Her insecurities faded during her freshman year when she began taking classes with MU’s private voice instructor, who recognized a rich potential.
“She made me see that I needed to pursue singing and never give up,” Contreras says. “If something’s meant for you, you’ll succeed.”
Contreras also credits Stan Campbell, director of MU's music program, with helping her see the point of making music: bringing people back to God.
“I saw how the Lord used my music to touch people,” she says. “When I realized that he’d given me this gift, I wanted to be responsible with it.”
Since then, Contreras has learned piano at MU, and she's honed her talents in the university’s jazz ensemble. She also leads worship at MU’s weekly chapels.
The more she saturates herself in music, the more people ask her to sing at their churches or on albums they’re producing.

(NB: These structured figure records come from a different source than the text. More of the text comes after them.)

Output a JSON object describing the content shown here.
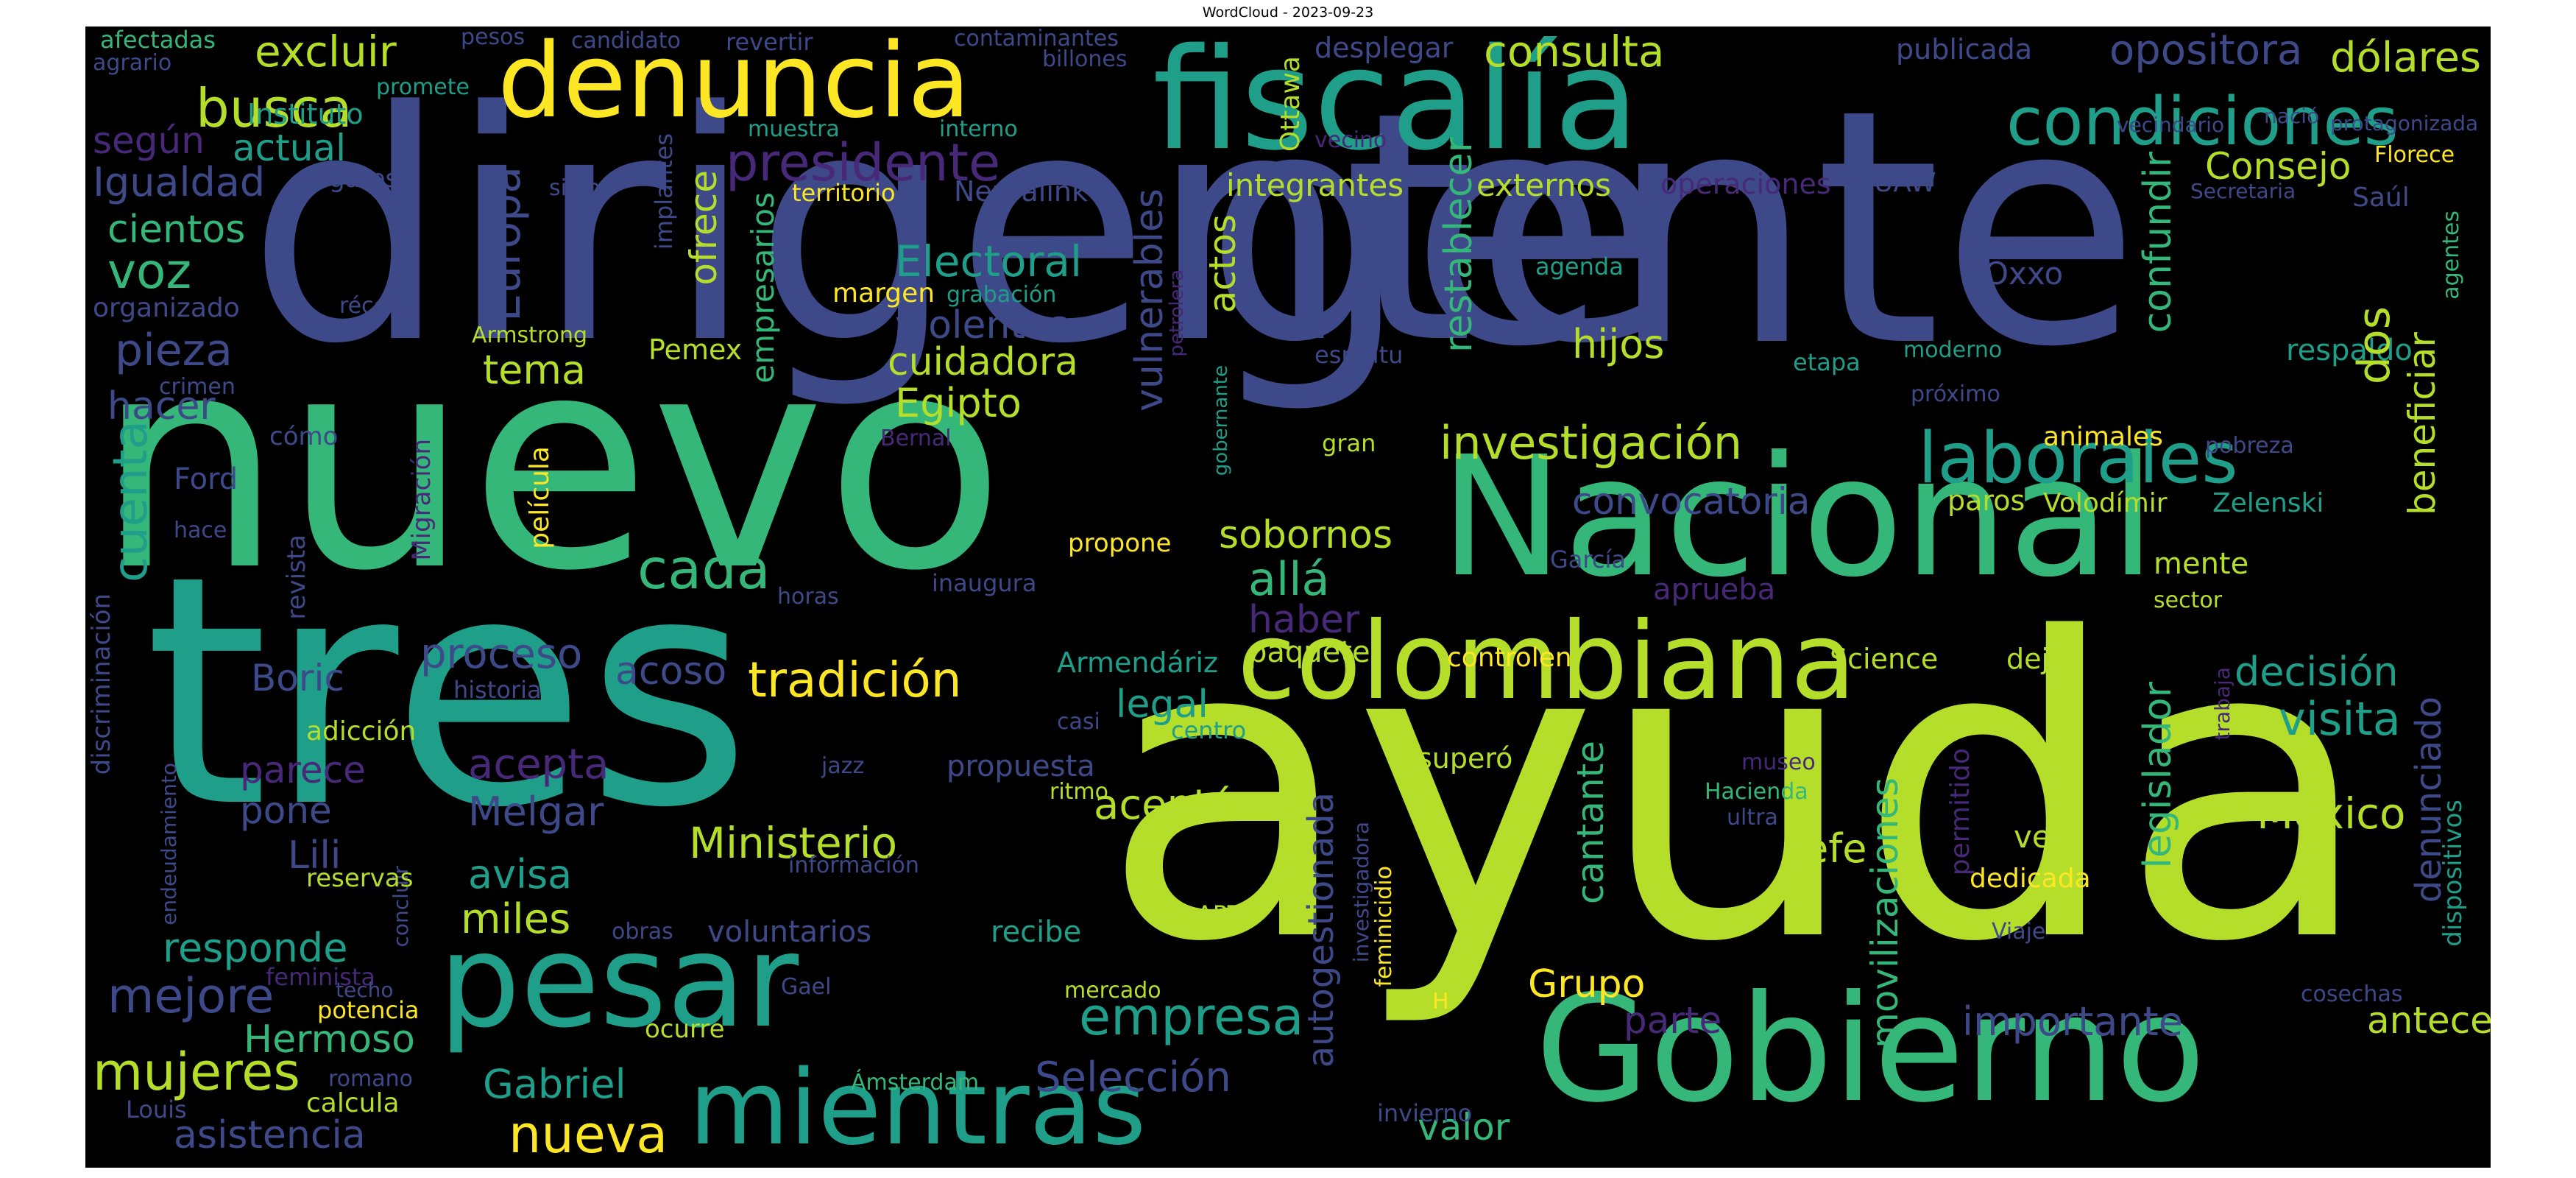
{
  "title": "WordCloud - 2023-09-23",
  "palette": {
    "background": "#000000",
    "yellow": "#fde725",
    "lime": "#b5de2b",
    "green": "#35b779",
    "teal": "#1f9e89",
    "blue": "#31688e",
    "indigo": "#3e4989",
    "purple": "#482878",
    "lightgreen": "#6ece58"
  },
  "words": {
    "dirigente": "dirigente",
    "nuevo": "nuevo",
    "tres": "tres",
    "ayuda": "ayuda",
    "gente": "gente",
    "fiscalia": "fiscalía",
    "nacional": "Nacional",
    "gobierno": "Gobierno",
    "pesar": "pesar",
    "colombiana": "colombiana",
    "mientras": "mientras",
    "denuncia": "denuncia",
    "condiciones": "condiciones",
    "laborales": "laborales",
    "presidente": "presidente",
    "investigacion": "investigación",
    "tradicion": "tradición",
    "cada": "cada",
    "allá": "allá",
    "electoral": "Electoral",
    "ministerio": "Ministerio",
    "empresa": "empresa",
    "seleccion": "Selección",
    "nueva": "nueva",
    "mujeres": "mujeres",
    "mejore": "mejore",
    "busca": "busca",
    "excluir": "excluir",
    "consulta": "consulta",
    "opositora": "opositora",
    "dolares": "dólares",
    "consejo": "Consejo",
    "decision": "decisión",
    "visita": "visita",
    "mexico": "México",
    "antecesor": "antecesor",
    "importante": "importante",
    "grupo": "Grupo",
    "parte": "parte",
    "valor": "valor",
    "aceptó": "aceptó",
    "acepta": "acepta",
    "melgar": "Melgar",
    "avisa": "avisa",
    "miles": "miles",
    "responde": "responde",
    "hermoso": "Hermoso",
    "gabriel": "Gabriel",
    "asistencia": "asistencia",
    "cuenta": "cuenta",
    "pieza": "pieza",
    "voz": "voz",
    "cientos": "cientos",
    "igualdad": "Igualdad",
    "actual": "actual",
    "segun": "según",
    "hacer": "hacer",
    "proceso": "proceso",
    "acoso": "acoso",
    "boric": "Boric",
    "parece": "parece",
    "pone": "pone",
    "lili": "Lili",
    "legal": "legal",
    "hijos": "hijos",
    "tema": "tema",
    "convocatoria": "convocatoria",
    "sobornos": "sobornos",
    "haber": "haber",
    "violentos": "violentos",
    "cuidadora": "cuidadora",
    "egipto": "Egipto",
    "integrantes": "integrantes",
    "externos": "externos",
    "jefe": "jefe",
    "cantante": "cantante",
    "respaldo": "respaldo",
    "ver": "ver",
    "dos": "dos",
    "europa": "Europa",
    "ofrece": "ofrece",
    "empresarios": "empresarios",
    "vulnerables": "vulnerables",
    "actos": "actos",
    "restablecer": "restablecer",
    "confundir": "confundir",
    "beneficiar": "beneficiar",
    "legislador": "legislador",
    "denunciado": "denunciado",
    "movilizaciones": "movilizaciones",
    "autogestionada": "autogestionada",
    "ottawa": "Ottawa",
    "instituto": "Instituto",
    "organizado": "organizado",
    "propuesta": "propuesta",
    "voluntarios": "voluntarios",
    "recibe": "recibe",
    "mente": "mente",
    "aprueba": "aprueba",
    "paquete": "paquete",
    "armendariz": "Armendáriz",
    "controlen": "controlen",
    "science": "Science",
    "deja": "deja",
    "supero": "superó",
    "animales": "animales",
    "paros": "paros",
    "volodimir": "Volodímir",
    "zelenski": "Zelenski",
    "garcia": "García",
    "oxxo": "Oxxo",
    "uaw": "UAW",
    "neuralink": "Neuralink",
    "operaciones": "operaciones",
    "margen": "margen",
    "grabacion": "grabación",
    "pemex": "Pemex",
    "armstrong": "Armstrong",
    "territorio": "territorio",
    "dedicada": "dedicada",
    "ford": "Ford",
    "propone": "propone",
    "pelicula": "película",
    "revista": "revista",
    "migracion": "Migración",
    "discriminacion": "discriminación",
    "endeudamiento": "endeudamiento",
    "adiccion": "adicción",
    "reservas": "reservas",
    "concluir": "concluir",
    "feminista": "feminista",
    "potencia": "potencia",
    "techo": "techo",
    "romano": "romano",
    "calcula": "calcula",
    "louis": "Louis",
    "ocurre": "ocurre",
    "gael": "Gael",
    "amsterdam": "Ámsterdam",
    "invierno": "invierno",
    "feminicidio": "feminicidio",
    "investigadora": "investigadora",
    "obras": "obras",
    "art": "ART",
    "mercado": "mercado",
    "informacion": "información",
    "ritmo": "ritmo",
    "jazz": "jazz",
    "casi": "casi",
    "centro": "centro",
    "historia": "historia",
    "horas": "horas",
    "inaugura": "inaugura",
    "bernal": "Bernal",
    "gran": "gran",
    "espiritu": "espíritu",
    "agenda": "agenda",
    "etapa": "etapa",
    "moderno": "moderno",
    "proximo": "próximo",
    "pobreza": "pobreza",
    "sector": "sector",
    "museo": "museo",
    "hacienda": "Hacienda",
    "ultra": "ultra",
    "viaje": "Viaje",
    "cosechas": "cosechas",
    "permitido": "permitido",
    "dispositivos": "dispositivos",
    "trabaja": "trabaja",
    "saul": "Saúl",
    "agentes": "agentes",
    "secretaria": "Secretaria",
    "florece": "Florece",
    "vecindario": "vecindario",
    "nacio": "nació",
    "protagonizada": "protagonizada",
    "publicada": "publicada",
    "desplegar": "desplegar",
    "contaminantes": "contaminantes",
    "billones": "billones",
    "revertir": "revertir",
    "candidato": "candidato",
    "pesos": "pesos",
    "afectadas": "afectadas",
    "agrario": "agrario",
    "promete": "promete",
    "lugares": "lugares",
    "siglo": "siglo",
    "implantes": "implantes",
    "muestra": "muestra",
    "interno": "interno",
    "vecino": "vecino",
    "petrolera": "petrolera",
    "gobernante": "gobernante",
    "record": "récord",
    "crimen": "crimen",
    "como": "cómo",
    "hace": "hace",
    "h": "H"
  }
}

“God has been opening doors for me everywhere,” she says.
MU’s vibrant community of musicians has also played a big role in Contreras’ development as a vocalist. She used be afraid to share music she’d written. But once she did, her peers were full of compliments and support.
“I realized that I’d underestimated myself,” she says. “Now I can open up to fellow musicians.”
Despite all the recognition, Contreras says the most important thing she’s learned at MU is how to be humble.
“Humility is acknowledging everything you have without boasting,” she says. “I had to realize I was good at singing, but that it’s not for me – it’s for God’s glory. This is what I was created to do.”